When Boston humorist and author Steve Almond unplugged his Baby Daddy blog last month, he posted a goodbye note saying he and his wife had never planned to post beyond their daughter Josie's diaper years. But he also cited a few ethical concerns with writing the blog, which ran on the hip parenting site Babble.com .
For one, Mr. Almond, 41, had grown uncomfortable with the idea that Josie may eventually read the details of her baby life -- even seemingly innocuous goings-on such as explosive feedings and red-lipstick messes. And while he was no stranger to reader vitriol elsewhere in his professional life -- one essay, Blog Love, in his latest book (Not that You Asked):Rants, Exploits and Obsessions skewers, then forgives, the president of the Steve Almond Haters Club - inviting it into his family domain had started to feel masochistic.
"It stopped being so much fun, and nasty people started commenting about our parenting style," he said from Boston. So he and his wife decided to take back their privacy - and Josie's.
"I loved that so many people liked the blog and connected to it," he says. "But we also want the family to have experiences that are inside the family."
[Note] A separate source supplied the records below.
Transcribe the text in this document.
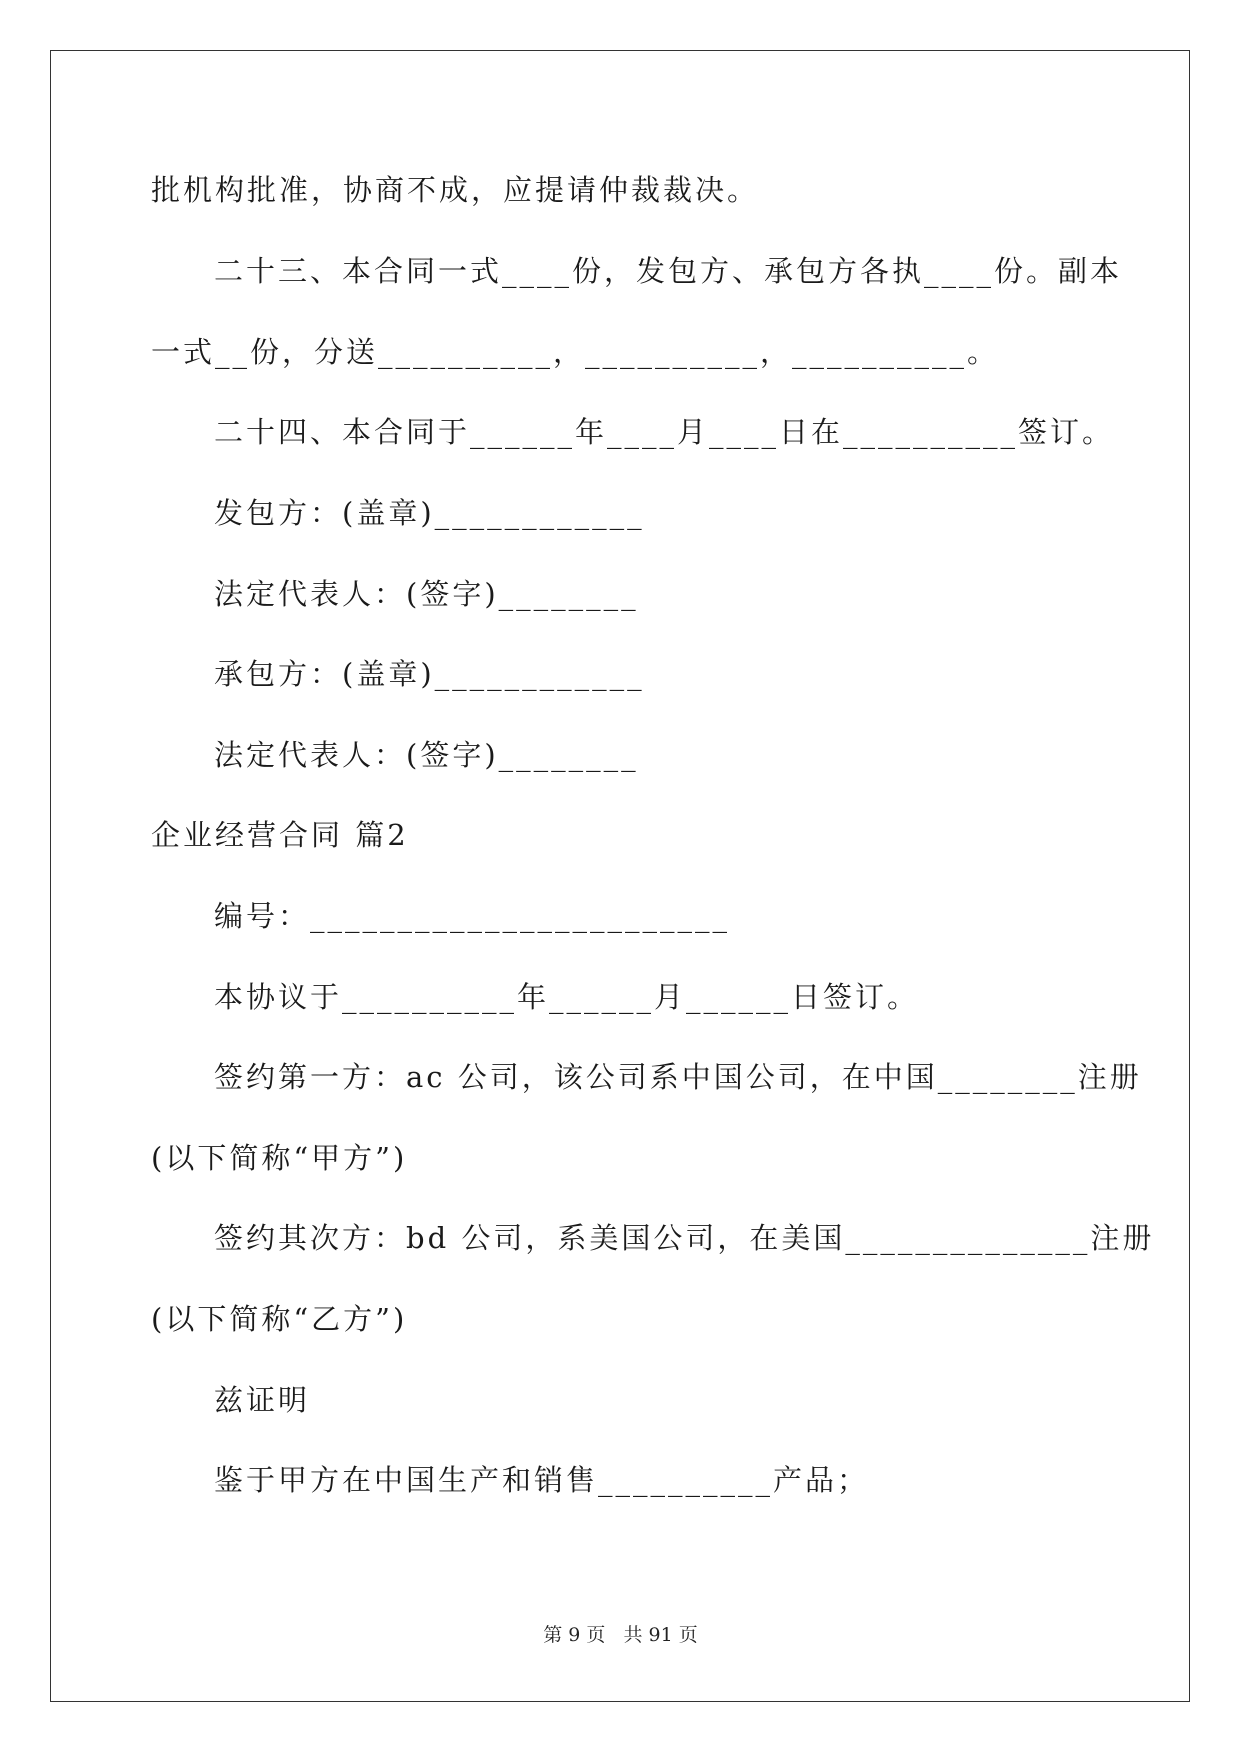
批机构批准，协商不成，应提请仲裁裁决。
二十三、本合同一式____份，发包方、承包方各执____份。副本
一式__份，分送__________，__________，__________。
二十四、本合同于______年____月____日在__________签订。
发包方：(盖章)____________
法定代表人：(签字)________
承包方：(盖章)____________
法定代表人：(签字)________
企业经营合同 篇2
编号：________________________
本协议于__________年______月______日签订。
签约第一方：ac 公司，该公司系中国公司，在中国________注册
(以下简称“甲方”)
签约其次方：bd 公司，系美国公司，在美国______________注册
(以下简称“乙方”)
兹证明
鉴于甲方在中国生产和销售__________产品；
第 9 页   共 91 页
It's a dilemma many parent bloggers have begun to confront: Is it ethical to blog about my children? The attendant questions range from issues of safety - whether to use a child's real name or post photos - to more abstract quandaries: At what point does a child's right to privacy kick in? Then there's the biggie: Is blogging making me a worse parent?
"I have pulled out a camera to capture a temper tantrum rather than deal with it straight away," wrote popular Toronto blogger Kelly Graham-Scherer, a.k.a. Don Mills Diva , in a recent post.
The post began as a criticism of New York columnist Lenore Skenazy's decision to send her nine-year-old alone on the subway, suggesting it was more a stunt than a depiction of a naturally occurring parenting choice. But Ms. Graham-Scherer, a film administrator, then questioned whether her own blogging was losing footing on a "slippery slope" toward exhibitionism.
"It was me giving myself a little bit of a reality check," says Ms. Graham-Schere, 38, who started her blog soon after giving birth to connect with other parents.
She has some personal ground rules: She uses her child's real name, Graham, but she's careful to post certain images - such as shots of him in the bath - with innocuous taglines that won't attract creepy voyeurs. She also declines to discuss her and her husband's sex life or squabbles.
Still, she wonders if her motivations have morphed. "Am I mining his life a little bit too much?"
Catherine Connors sees her daughter and her blog Her Bad Mother as intimately intertwined. "In a way I think of her as my property, my work of art," she says from her home in Bowmanville, Ont. "She's a work in progress that I'm involved in. To that extent, I have some licence to be public about having her as my muse."
A recent post about her nearly potty-trained daughter urinating in a cup and carefully emptying it into the toilet was humorous, charming even. But critics and fellow soul-searching parent bloggers have asked: Does Ms. Connors, 37, have the right to share it with a potential audience of millions? And how much family therapy will be in order if her daughter's future schoolmates discover her mom's blogging adventures?
Her concession to privacy is a pseudonym for her daughter. (Ms. Connors uses her real name.) But as "Wonderbaby" has, along with the blog, crossed the two-year mark and the due date of Ms. Connors's second child approaches, she is pondering a change.
"A great part of the power of blogs is their openness and authenticity. I share photos, why not share her name?"